Today on Oldest Olympians, we wanted to briefly cover some French Olympic mysteries from the 1928 Amsterdam Games that we have not yet addressed. There is a lot of missing data on French Olympians from these Games, but over the years we have covered many of them on this blog, or at least mentioned them in passing. Today we wanted to bring up those names that we have not addressed and for whom we cannot prove definitively that they are deceased (although, given their age, all of them almost certainly are). As we have very little information on these individuals outside of their Olympic participation, we will touch upon each athlete only briefly.

(From left to right, Joseph Berthet, Marius Berthet, and Joseph Vuillard)

Beginning with France’s coxed eights rowing squad, there are three members about whom we know nothing: Joseph Vuillard and Marius and Joseph Berthet. All three were members of Rowing Club d’Aix-les-Bains, like the rest of their teammates and we presume that there is some relationship between the Berthets, but we do not know what it is. One suggestion for Vuillard’s identity is Lucien Joseph Vuillard, born August 9, 1907 in Germagnat and died February 4, 1977 in Chambéry, but we have no proof that this individual is the Olympian.

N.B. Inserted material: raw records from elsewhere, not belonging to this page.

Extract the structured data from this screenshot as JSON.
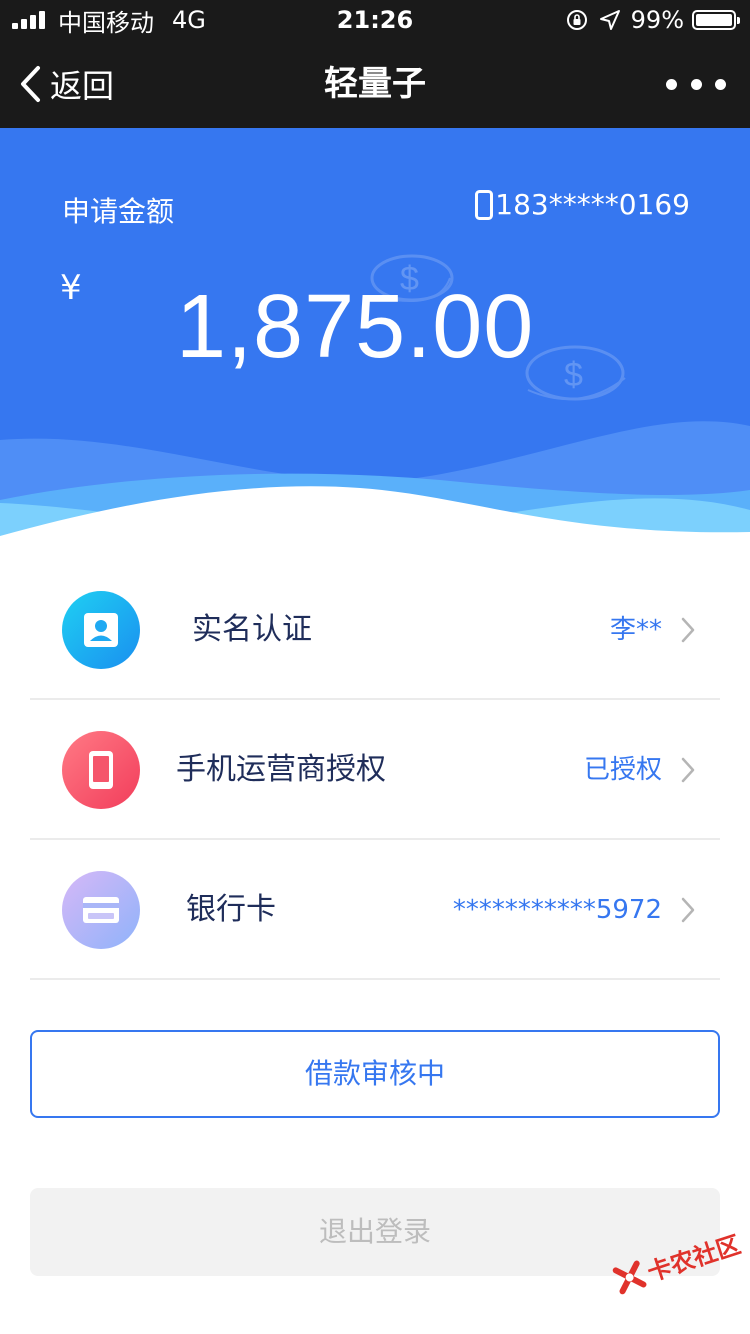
{
  "status_bar": {
    "carrier": "中国移动",
    "network": "4G",
    "time": "21:26",
    "battery": "99%",
    "battery_level": 0.99
  },
  "nav": {
    "back_label": "返回",
    "title": "轻量子"
  },
  "hero": {
    "label": "申请金额",
    "phone": "183*****0169",
    "currency": "¥",
    "amount": "1,875.00",
    "background_color": "#3677f0"
  },
  "list": {
    "items": [
      {
        "label": "实名认证",
        "value": "李**",
        "icon": "id-card-icon"
      },
      {
        "label": "手机运营商授权",
        "value": "已授权",
        "icon": "mobile-phone-icon"
      },
      {
        "label": "银行卡",
        "value": "***********5972",
        "icon": "bank-card-icon"
      }
    ]
  },
  "buttons": {
    "status_label": "借款审核中",
    "logout_label": "退出登录"
  },
  "watermark": {
    "text": "卡农社区"
  },
  "colors": {
    "accent": "#3677f0",
    "nav_background": "#1a1a1a",
    "label_text": "#1f2d5a",
    "disabled_text": "#bdbdbd"
  }
}
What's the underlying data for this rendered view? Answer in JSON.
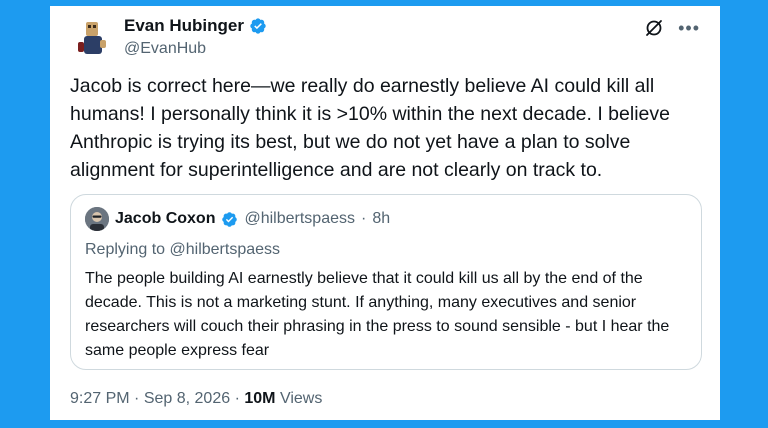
{
  "author": {
    "display_name": "Evan Hubinger",
    "handle": "@EvanHub",
    "verified_icon": "verified-badge-icon"
  },
  "header_actions": {
    "grok_icon": "grok-icon",
    "more_icon": "more-icon"
  },
  "tweet": {
    "text": "Jacob is correct here—we really do earnestly believe AI could kill all humans! I personally think it is >10% within the next decade. I believe Anthropic is trying its best, but we do not yet have a plan to solve alignment for superintelligence and are not clearly on track to."
  },
  "quoted": {
    "display_name": "Jacob Coxon",
    "handle": "@hilbertspaess",
    "separator": "·",
    "time": "8h",
    "replying_prefix": "Replying to",
    "replying_handle": "@hilbertspaess",
    "text": "The people building AI earnestly believe that it could kill us all by the end of the decade. This is not a marketing stunt. If anything, many executives and senior researchers will couch their phrasing in the press to sound sensible - but I hear the same people express fear"
  },
  "meta": {
    "time": "9:27 PM",
    "separator1": "·",
    "date": "Sep 8, 2026",
    "separator2": "·",
    "views_count": "10M",
    "views_label": "Views"
  },
  "colors": {
    "background": "#1d9bf0",
    "verified": "#1d9bf0",
    "secondary_text": "#536471",
    "primary_text": "#0f1419",
    "border": "#cfd9de"
  }
}
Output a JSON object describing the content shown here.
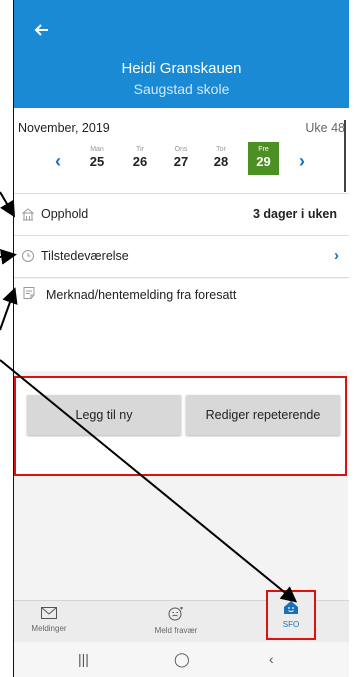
{
  "header": {
    "back_icon": "arrow-left-icon",
    "name": "Heidi Granskauen",
    "school": "Saugstad skole"
  },
  "calendar": {
    "month": "November, 2019",
    "week": "Uke 48",
    "prev_icon": "chevron-left-icon",
    "next_icon": "chevron-right-icon",
    "days": [
      {
        "name": "Man",
        "date": "25"
      },
      {
        "name": "Tir",
        "date": "26"
      },
      {
        "name": "Ons",
        "date": "27"
      },
      {
        "name": "Tor",
        "date": "28"
      },
      {
        "name": "Fre",
        "date": "29",
        "selected": true
      }
    ]
  },
  "rows": {
    "stay": {
      "label": "Opphold",
      "value": "3 dager i uken",
      "icon": "building-icon"
    },
    "presence": {
      "label": "Tilstedeværelse",
      "icon": "clock-icon"
    },
    "note": {
      "label": "Merknad/hentemelding fra foresatt",
      "icon": "note-icon"
    }
  },
  "actions": {
    "add_label": "Legg til ny",
    "edit_repeat_label": "Rediger repeterende"
  },
  "bottom_nav": {
    "messages": "Meldinger",
    "report_absence": "Meld fravær",
    "sfo": "SFO"
  },
  "colors": {
    "header_blue": "#1a8ad4",
    "selected_green": "#4c8f22",
    "highlight_red": "#dd1111"
  }
}
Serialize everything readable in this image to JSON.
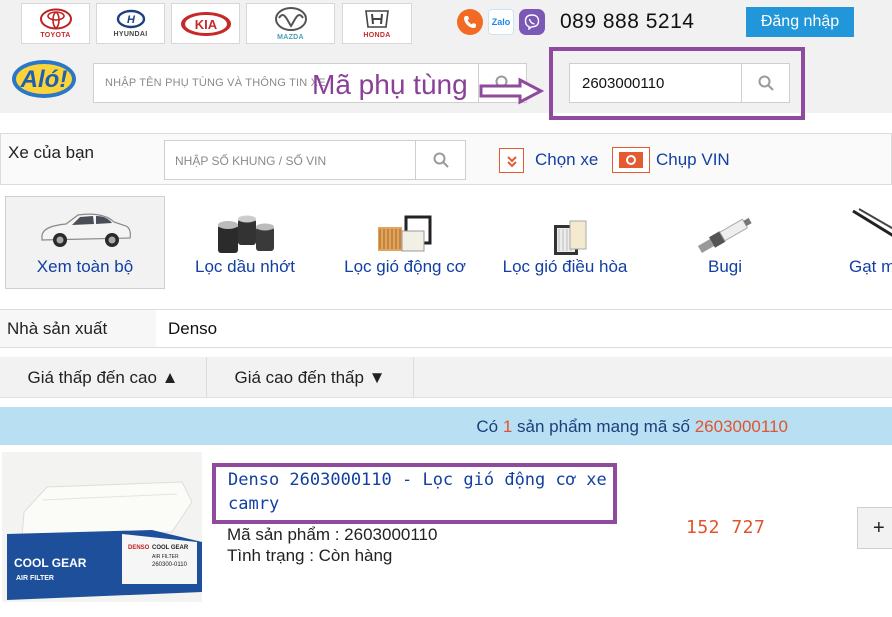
{
  "header": {
    "brands": [
      {
        "name": "TOYOTA",
        "logo_color": "#c02020"
      },
      {
        "name": "HYUNDAI",
        "logo_color": "#1b3f7f"
      },
      {
        "name": "KIA",
        "logo_color": "#c52a2a"
      },
      {
        "name": "MAZDA",
        "logo_color": "#444444"
      },
      {
        "name": "HONDA",
        "logo_color": "#444444"
      }
    ],
    "contact_icons": [
      "phone-icon",
      "zalo-icon",
      "viber-icon"
    ],
    "zalo_text": "Zalo",
    "phone": "089 888 5214",
    "login_label": "Đăng nhập"
  },
  "search": {
    "main_placeholder": "NHẬP TÊN PHỤ TÙNG VÀ THÔNG TIN XE",
    "part_value": "2603000110"
  },
  "annotation": {
    "label": "Mã phụ tùng",
    "color": "#8f4a9e"
  },
  "vehicle": {
    "label": "Xe của bạn",
    "vin_placeholder": "NHẬP SỐ KHUNG / SỐ VIN",
    "choose_label": "Chọn xe",
    "photo_label": "Chụp VIN"
  },
  "categories": [
    {
      "label": "Xem toàn bộ",
      "icon": "car-icon"
    },
    {
      "label": "Lọc dầu nhớt",
      "icon": "oil-filter-icon"
    },
    {
      "label": "Lọc gió động cơ",
      "icon": "air-filter-icon"
    },
    {
      "label": "Lọc gió điều hòa",
      "icon": "cabin-filter-icon"
    },
    {
      "label": "Bugi",
      "icon": "spark-plug-icon"
    },
    {
      "label": "Gạt m",
      "icon": "wiper-icon"
    }
  ],
  "manufacturer": {
    "label": "Nhà sản xuất",
    "value": "Denso"
  },
  "sort": {
    "asc_label": "Giá thấp đến cao ▲",
    "desc_label": "Giá cao đến thấp ▼"
  },
  "results": {
    "prefix": "Có",
    "count": "1",
    "middle": "sản phẩm mang mã số",
    "code": "2603000110"
  },
  "product": {
    "title": "Denso 2603000110 - Lọc gió động cơ xe camry",
    "sku_line": "Mã sản phẩm : 2603000110",
    "status_line": "Tình trạng : Còn hàng",
    "price": "152 727",
    "add_label": "+",
    "image_text": {
      "brand": "COOL GEAR",
      "type": "AIR FILTER",
      "mark": "DENSO",
      "part_no": "260300-0110"
    }
  },
  "colors": {
    "accent_blue": "#123fa3",
    "price_orange": "#e2532b",
    "banner_bg": "#b8e0f2",
    "login_bg": "#2196d9"
  }
}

The field hockey team is missing even more biographical details on its members, with many individuals having only their clubs as potential identifying information: Pierre de Lévaque, Jacques Rivière (Racing CF), Maurice Lanet (Golfer’s Club), Jacques Simon (Stade français), and Charles Six (Lille MHC). For some of the alternates on that squad, we do not even have their full names: A. Bié (UAI Paris), M. L. Guirard, and J. Rémusat (Stade français).

(Georges Leroux)

Modern pentathlon is another sport with an unidentified non-starter: G. H. Bellut. One of the actual competitors from France, meanwhile, also remains a mystery: Lieutenant Pierre Coche, who placed 29th. Similarly, gymnastics has two French mysteries: André Chatelaine (listed previously as Antoine Chatelaine) and Eugène Schmitt (listed previously as Étienne Schmitt). For a third member, Georges Leroux, we know only that he was born in 1907 in Pirmasens, Rheinland-Pfalz, and was a member of SGS Union Haguenau.

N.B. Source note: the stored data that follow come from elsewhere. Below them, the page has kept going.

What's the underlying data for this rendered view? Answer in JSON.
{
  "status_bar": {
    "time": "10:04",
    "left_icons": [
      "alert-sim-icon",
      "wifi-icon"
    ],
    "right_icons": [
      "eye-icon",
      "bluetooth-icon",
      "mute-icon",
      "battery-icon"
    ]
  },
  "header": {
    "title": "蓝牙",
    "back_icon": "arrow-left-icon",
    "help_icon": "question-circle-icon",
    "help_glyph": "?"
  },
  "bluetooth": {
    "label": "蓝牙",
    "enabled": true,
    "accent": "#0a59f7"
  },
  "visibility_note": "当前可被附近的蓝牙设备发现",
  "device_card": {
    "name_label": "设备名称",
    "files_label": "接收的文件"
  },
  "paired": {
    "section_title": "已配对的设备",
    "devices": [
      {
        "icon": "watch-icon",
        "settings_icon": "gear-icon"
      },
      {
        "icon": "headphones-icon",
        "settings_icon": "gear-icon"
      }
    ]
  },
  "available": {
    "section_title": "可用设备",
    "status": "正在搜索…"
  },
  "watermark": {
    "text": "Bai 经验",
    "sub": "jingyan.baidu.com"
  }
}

(Henri Rivère, pictured at france bleu)

Finally, we have four individuals from other sports who remain mysterious. Henri Deniel was eliminated in the quarter-finals of the middleweight, freestyle wrestling tournament, but later won bronze and silver in that division in 1929 and 1933 respectively at the European Championships. Hubert Guyard was eliminated in round one of the tandem sprint, 2000 metres cycling competition and was a member of the Vélo Club de Levallois. Henri Rivère placed 10th in the featherweight weightlifting category, but had a much more successful domestic career with US Tours. Jean Pierre Rouanet was a member of the 6 metres-class crew that sailed the Cupidon Viking to an eighth-place finish in Amsterdam and is the only one from that boat for whom we lack biographical details.